The Good Men Project

Jump or Step Back: The Vasectomy Files 6

Jonathan Stack explains, “There is a world of new things to try and new ways of trying them and being open to a more spiritual relationship with my own sexuality, one not driven strictly by biology, is exciting.”

Just back from Australia and on my way to Haiti. My life is nothing if not a moveable feast. Either motivated by the desire to make a difference in the world or simply the power of desire, I continue along the “vasectomy trail.” While my parents, children, girlfriend and friends support my mission to have a vasectomy, there are those who practically beg me not to go through with it. I am at a precipice. Jump or step back.

So much of life comes down to sex and the deep pleasure and sense of power it gives us. Yes, of course, combining sex with love is the highest expression of our sexuality, but the truth is you can have great sex without being in a great relationship. On the other hand, you probably wonʼt have a great relationship without great or at least very good sex. And except in a few cases, you wonʼt have any relationship or at best, a very short one, if you have no sex at all. Thatʼs called “friends and family” and there are benefits, but not the physical kind.

Some of us live in pursuit of an orgasm because there is nothing quite like that moment of ecstatic pleasure (way better than a good sneeze for anyone who has forgotten). Sharing an orgasm simultaneously with someone adds enormous pleasure to both. Doing it alone has its time and place (none better than adolescence or on a lonely road trip). Some wonʼt have sex unless they find the perfect partner. Sometimes itʼs all about unleashing our inner animal in the moment. For many, itʼs the closest we come to knowing of Godʼs existence. For a few, the choice not to have “sex” is how we serve God.
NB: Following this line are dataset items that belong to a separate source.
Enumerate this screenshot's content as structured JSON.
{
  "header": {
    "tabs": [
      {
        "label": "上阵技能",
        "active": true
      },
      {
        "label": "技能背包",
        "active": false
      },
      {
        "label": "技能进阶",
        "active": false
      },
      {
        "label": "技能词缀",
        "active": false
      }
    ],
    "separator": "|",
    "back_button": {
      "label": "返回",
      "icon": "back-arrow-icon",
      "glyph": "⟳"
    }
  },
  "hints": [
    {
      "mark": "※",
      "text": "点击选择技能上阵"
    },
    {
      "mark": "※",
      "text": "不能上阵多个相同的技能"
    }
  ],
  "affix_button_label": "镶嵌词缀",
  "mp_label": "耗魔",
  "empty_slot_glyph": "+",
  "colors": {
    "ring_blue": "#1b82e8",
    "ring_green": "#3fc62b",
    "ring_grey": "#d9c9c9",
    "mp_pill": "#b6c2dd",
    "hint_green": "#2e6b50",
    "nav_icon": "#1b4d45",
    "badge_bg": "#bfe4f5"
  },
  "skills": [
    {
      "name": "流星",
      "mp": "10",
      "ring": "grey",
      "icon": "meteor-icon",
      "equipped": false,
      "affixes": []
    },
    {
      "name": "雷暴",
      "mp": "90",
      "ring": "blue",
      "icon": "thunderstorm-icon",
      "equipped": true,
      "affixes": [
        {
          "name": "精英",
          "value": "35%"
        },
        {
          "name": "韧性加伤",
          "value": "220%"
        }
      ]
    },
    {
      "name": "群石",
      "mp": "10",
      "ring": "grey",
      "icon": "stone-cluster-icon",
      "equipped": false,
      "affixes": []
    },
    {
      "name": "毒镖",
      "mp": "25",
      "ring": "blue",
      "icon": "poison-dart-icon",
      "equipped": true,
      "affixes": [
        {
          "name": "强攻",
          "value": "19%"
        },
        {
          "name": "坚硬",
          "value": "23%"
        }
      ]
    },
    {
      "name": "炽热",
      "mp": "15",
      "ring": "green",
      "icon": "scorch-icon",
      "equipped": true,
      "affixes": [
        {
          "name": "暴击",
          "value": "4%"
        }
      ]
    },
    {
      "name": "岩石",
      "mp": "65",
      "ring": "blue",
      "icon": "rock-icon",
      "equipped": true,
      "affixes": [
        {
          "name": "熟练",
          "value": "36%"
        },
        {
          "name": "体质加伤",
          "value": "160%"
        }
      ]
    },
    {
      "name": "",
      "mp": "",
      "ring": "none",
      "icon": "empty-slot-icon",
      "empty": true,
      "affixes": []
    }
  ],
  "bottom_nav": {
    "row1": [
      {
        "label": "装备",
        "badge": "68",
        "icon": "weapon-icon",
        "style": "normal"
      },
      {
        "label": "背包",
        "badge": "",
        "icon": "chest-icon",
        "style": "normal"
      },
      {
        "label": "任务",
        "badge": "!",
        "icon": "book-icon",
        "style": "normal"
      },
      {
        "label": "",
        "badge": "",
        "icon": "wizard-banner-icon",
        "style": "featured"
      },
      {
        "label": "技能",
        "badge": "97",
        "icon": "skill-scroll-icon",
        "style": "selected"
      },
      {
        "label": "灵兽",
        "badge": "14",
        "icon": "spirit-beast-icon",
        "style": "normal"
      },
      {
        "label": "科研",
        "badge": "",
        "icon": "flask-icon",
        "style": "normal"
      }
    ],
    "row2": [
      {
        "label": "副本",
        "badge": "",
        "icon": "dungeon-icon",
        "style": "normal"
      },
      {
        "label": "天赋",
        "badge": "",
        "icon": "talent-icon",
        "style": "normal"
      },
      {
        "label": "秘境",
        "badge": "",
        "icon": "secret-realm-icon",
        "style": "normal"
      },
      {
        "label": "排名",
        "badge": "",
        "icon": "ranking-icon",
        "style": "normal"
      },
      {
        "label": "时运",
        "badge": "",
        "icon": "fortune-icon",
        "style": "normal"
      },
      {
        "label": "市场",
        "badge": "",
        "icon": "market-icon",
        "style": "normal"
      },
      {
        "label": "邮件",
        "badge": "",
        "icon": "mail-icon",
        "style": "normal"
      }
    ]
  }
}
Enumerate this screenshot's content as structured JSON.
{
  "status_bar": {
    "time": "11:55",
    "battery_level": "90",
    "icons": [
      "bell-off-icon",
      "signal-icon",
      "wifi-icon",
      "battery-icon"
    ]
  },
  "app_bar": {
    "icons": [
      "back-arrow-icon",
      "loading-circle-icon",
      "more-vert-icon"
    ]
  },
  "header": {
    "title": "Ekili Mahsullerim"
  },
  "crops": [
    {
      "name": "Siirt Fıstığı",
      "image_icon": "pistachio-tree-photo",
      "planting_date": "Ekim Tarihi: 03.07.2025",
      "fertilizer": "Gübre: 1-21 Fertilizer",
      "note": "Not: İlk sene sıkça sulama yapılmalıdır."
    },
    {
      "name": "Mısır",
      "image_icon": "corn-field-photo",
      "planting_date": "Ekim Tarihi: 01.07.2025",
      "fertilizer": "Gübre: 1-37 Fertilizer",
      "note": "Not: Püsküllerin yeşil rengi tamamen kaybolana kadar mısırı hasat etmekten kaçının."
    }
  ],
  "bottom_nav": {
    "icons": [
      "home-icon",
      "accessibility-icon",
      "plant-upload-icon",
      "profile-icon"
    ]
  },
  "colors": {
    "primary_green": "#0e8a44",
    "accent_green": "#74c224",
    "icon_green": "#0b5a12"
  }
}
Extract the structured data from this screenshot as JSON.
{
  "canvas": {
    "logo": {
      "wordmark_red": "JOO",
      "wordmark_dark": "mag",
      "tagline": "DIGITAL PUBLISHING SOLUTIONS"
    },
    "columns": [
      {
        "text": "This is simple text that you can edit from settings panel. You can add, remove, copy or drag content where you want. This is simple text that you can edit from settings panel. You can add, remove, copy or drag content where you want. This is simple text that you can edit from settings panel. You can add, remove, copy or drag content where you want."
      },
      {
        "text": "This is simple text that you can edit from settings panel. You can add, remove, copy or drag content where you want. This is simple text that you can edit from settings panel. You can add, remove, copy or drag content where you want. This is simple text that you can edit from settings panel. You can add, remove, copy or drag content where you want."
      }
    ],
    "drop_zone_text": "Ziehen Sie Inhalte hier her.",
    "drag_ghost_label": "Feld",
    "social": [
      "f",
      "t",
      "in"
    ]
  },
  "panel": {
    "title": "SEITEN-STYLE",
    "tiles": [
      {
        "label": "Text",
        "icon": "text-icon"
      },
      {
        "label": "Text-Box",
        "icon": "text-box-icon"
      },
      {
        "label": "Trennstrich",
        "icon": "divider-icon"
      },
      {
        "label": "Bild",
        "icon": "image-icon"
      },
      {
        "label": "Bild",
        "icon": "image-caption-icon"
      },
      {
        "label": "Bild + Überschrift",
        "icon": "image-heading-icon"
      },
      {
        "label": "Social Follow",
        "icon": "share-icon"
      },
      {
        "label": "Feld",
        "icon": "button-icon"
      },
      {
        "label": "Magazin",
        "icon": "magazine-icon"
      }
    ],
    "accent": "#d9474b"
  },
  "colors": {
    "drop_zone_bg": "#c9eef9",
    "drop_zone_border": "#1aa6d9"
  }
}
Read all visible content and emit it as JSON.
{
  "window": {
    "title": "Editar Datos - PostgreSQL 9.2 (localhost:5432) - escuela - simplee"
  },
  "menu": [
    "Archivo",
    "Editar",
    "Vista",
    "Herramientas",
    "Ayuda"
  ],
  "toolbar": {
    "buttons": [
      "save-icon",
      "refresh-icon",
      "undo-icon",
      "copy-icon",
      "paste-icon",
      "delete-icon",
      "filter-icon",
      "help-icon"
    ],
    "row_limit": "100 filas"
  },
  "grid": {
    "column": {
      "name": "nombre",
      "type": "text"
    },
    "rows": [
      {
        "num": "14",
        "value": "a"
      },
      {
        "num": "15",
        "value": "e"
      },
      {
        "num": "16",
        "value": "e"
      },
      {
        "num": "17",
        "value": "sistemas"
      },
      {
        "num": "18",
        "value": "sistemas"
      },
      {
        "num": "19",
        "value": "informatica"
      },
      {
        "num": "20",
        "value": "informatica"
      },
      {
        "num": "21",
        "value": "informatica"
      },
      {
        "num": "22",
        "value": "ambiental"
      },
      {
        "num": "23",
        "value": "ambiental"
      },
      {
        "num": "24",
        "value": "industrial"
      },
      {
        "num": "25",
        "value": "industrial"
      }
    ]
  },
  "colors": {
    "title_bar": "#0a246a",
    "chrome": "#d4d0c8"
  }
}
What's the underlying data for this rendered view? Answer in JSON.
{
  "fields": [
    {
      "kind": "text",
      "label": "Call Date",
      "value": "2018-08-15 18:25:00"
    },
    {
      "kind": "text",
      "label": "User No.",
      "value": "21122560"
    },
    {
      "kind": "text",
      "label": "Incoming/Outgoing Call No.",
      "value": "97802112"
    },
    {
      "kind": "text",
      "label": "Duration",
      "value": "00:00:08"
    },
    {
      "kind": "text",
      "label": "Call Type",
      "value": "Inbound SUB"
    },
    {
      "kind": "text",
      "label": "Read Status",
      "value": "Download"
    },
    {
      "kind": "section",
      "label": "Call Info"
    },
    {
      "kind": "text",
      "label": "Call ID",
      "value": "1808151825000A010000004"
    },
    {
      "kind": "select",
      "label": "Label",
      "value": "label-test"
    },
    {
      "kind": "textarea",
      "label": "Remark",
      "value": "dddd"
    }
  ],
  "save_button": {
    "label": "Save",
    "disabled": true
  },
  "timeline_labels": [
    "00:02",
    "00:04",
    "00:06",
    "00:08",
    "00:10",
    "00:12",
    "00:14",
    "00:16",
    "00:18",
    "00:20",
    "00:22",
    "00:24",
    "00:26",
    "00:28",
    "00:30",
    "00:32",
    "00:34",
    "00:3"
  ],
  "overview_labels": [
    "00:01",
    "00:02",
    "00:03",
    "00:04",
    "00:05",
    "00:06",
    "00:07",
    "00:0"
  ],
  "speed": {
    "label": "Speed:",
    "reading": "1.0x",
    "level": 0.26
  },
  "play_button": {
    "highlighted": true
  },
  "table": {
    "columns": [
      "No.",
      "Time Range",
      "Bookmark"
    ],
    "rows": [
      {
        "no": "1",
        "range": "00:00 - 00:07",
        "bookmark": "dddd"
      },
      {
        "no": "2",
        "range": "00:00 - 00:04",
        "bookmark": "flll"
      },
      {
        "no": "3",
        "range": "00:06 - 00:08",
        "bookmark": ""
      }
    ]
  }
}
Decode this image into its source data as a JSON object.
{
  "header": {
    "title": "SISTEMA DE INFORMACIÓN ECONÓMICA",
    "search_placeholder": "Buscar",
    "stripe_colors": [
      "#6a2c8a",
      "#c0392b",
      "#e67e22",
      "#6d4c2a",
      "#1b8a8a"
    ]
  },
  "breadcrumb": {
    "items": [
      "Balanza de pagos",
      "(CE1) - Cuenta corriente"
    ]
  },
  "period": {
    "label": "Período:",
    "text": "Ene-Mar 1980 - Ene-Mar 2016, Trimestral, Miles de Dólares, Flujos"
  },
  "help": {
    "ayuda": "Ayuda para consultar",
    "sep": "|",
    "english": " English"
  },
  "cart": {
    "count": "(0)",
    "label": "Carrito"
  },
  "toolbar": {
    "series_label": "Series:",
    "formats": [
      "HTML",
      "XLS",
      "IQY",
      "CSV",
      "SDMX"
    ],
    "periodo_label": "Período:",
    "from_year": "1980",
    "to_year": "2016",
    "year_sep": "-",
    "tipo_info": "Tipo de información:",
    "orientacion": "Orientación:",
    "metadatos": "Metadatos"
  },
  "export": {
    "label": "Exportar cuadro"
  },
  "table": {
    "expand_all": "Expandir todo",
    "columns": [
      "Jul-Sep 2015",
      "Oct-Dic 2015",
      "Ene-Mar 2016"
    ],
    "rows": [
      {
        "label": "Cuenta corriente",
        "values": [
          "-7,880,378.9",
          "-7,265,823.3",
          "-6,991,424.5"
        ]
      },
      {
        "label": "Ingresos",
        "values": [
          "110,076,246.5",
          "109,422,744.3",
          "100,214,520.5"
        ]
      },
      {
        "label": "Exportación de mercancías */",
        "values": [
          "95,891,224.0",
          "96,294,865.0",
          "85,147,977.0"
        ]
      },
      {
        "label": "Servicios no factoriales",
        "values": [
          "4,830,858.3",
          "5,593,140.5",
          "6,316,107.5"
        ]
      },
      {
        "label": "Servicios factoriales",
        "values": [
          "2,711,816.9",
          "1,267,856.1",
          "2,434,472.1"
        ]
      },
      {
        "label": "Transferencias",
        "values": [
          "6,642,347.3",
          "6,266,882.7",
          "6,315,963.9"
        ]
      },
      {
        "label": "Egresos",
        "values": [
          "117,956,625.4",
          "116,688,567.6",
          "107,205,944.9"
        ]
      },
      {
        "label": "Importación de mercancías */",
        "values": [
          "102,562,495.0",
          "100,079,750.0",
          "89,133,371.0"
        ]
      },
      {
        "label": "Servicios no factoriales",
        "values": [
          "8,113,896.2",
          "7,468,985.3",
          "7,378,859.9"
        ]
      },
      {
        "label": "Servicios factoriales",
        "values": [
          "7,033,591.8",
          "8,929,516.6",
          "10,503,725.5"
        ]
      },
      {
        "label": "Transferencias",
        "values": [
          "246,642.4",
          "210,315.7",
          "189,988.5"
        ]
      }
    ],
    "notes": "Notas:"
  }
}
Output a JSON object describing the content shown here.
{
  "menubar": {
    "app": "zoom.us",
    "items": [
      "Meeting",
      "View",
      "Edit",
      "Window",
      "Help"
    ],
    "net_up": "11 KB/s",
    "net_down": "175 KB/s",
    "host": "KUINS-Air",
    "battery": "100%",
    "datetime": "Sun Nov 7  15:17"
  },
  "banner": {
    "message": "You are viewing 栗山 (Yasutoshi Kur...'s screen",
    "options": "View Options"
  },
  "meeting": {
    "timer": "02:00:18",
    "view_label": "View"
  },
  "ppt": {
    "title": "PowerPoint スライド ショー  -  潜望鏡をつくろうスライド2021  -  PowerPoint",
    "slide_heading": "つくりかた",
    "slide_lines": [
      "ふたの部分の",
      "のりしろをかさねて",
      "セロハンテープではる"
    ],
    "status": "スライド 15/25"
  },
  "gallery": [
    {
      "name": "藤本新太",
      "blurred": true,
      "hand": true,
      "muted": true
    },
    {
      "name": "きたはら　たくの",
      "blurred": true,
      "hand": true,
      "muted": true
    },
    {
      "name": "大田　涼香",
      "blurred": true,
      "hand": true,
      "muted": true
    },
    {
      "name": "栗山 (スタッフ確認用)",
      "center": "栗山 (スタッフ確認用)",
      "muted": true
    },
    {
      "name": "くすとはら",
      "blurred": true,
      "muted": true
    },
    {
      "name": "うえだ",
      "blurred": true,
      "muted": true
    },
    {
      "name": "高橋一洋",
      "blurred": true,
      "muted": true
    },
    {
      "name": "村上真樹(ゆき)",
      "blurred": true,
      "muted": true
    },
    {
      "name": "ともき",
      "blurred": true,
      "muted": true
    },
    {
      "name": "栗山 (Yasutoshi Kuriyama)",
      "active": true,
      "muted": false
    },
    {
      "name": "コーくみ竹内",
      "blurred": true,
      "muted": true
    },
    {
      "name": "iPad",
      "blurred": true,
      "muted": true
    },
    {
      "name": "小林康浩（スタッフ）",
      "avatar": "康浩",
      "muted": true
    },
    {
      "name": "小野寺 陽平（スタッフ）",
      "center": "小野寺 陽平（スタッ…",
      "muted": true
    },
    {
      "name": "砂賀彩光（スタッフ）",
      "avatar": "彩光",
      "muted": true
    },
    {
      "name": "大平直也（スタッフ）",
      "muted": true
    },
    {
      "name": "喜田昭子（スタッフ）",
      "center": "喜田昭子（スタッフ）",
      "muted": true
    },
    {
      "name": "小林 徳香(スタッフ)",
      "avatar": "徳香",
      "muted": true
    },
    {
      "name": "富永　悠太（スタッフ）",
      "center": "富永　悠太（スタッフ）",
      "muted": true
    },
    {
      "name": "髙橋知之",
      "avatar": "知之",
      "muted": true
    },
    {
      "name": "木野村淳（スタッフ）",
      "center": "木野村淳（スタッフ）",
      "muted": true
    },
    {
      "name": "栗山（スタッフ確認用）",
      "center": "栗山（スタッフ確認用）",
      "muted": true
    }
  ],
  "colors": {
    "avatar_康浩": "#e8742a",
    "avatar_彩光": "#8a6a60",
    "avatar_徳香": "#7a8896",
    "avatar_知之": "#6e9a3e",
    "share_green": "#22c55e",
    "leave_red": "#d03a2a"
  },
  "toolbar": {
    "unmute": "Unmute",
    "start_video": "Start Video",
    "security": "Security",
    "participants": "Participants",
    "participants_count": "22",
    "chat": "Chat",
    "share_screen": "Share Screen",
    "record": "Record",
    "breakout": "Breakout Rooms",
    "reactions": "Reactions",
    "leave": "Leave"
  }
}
Iʼm not one of those people.

Until I became a teenager, I donʼt recall having a conscious relationship with my sexuality, but once I did, it was as though nothing else mattered. A dance with delight and the adventure of the unknown, it made everything I cared about better. A political cause I believed in, was supported with much more passion when I met a hot woman who felt similarly. School, not somewhere I thrived, was exciting with the right classmate. In the presence of a possible “conquest”, I jumped higher, I ran faster and I talked louder. Always, a good conversation got much more “significant” when combined with the chance, no matter how slim, that the dayʼs final thoughts might be expressed in bed.

My 20ʼs, an era of great conquest, risk and experimentation, became my 30ʼs and 40ʼs, a period of parenthood, seriousness, monogamy, serial monogamy and not so much monogamy and a sense that perhaps, I should try something different. My 50ʼs arrived with the growing knowledge that I did not want to have more babies, to create unintended life, to be tied to someone I did not love nor be responsible for another child.

And yet, while this is what my mind continues to say, my body still clamors for something else. It doesnʼt care about limiting the number of sperm that ejaculate or how often or where or how far. It certainly doesnʼt want to wear a condom (kind of like taking a shower with an umbrella). My body offers me great orgasms. In exchange it only wants the chance, even if itʼs one in a hundred million, to find an egg to fertilize. No, my body wants to do the same thing life has been doing since the beginning of time. It wants to make more life.

And in a nutshell, itʼs why our mission to lower population carries with it an almost certain degree of failure. I mean (this is my body speaking) are you seriously asking me to sacrifice any percentage of my pleasure or power, no matter how small, no matter how little the risk, because there are too many people on this planet? Or an even more abstract idea: future generations will benefit because I sacrifice the power to procreate. The rational and the spiritual parts of me clamor, “Do the right thing.” My body says, “just do it.”

Getting older and losing the part of us that defines our youth is scary. I know Iʼm not the “man” I was in my 20s. My body does not recover so quickly and great sex is often a prelude to “good night.” So why would I risk damaging what is already a losing battle? Even friends who know me well, have advocated against it. One wrote me after the latest webisode (yes, some of you read and respond… thank you!) begging me to reconsider.

So I explained:

1: The psychological benefit of not worrying about impregnating anyone is more valuable than the extra 5% of semen you lose after the vasectomy. Being in control is beautiful.

2: Losing a little sex drive, in my case, would not be the worst thing in the world. A more conscious approach to life would benefit everyone.

3: More importantly, I have a chance to try something different. The sex doesnʼt have to get worse… there is a world of new things to try and new ways of trying them and being open to a more spiritual relationship with my own sexuality, one not driven strictly by biology, is exciting.

So as you can see … I have joined the V team and put my money where my mouth is. Bottom line, Doug is a great vasectomist and any pain that worried me beforehand is a distant memory.

As for the sex … itʼs still amazing.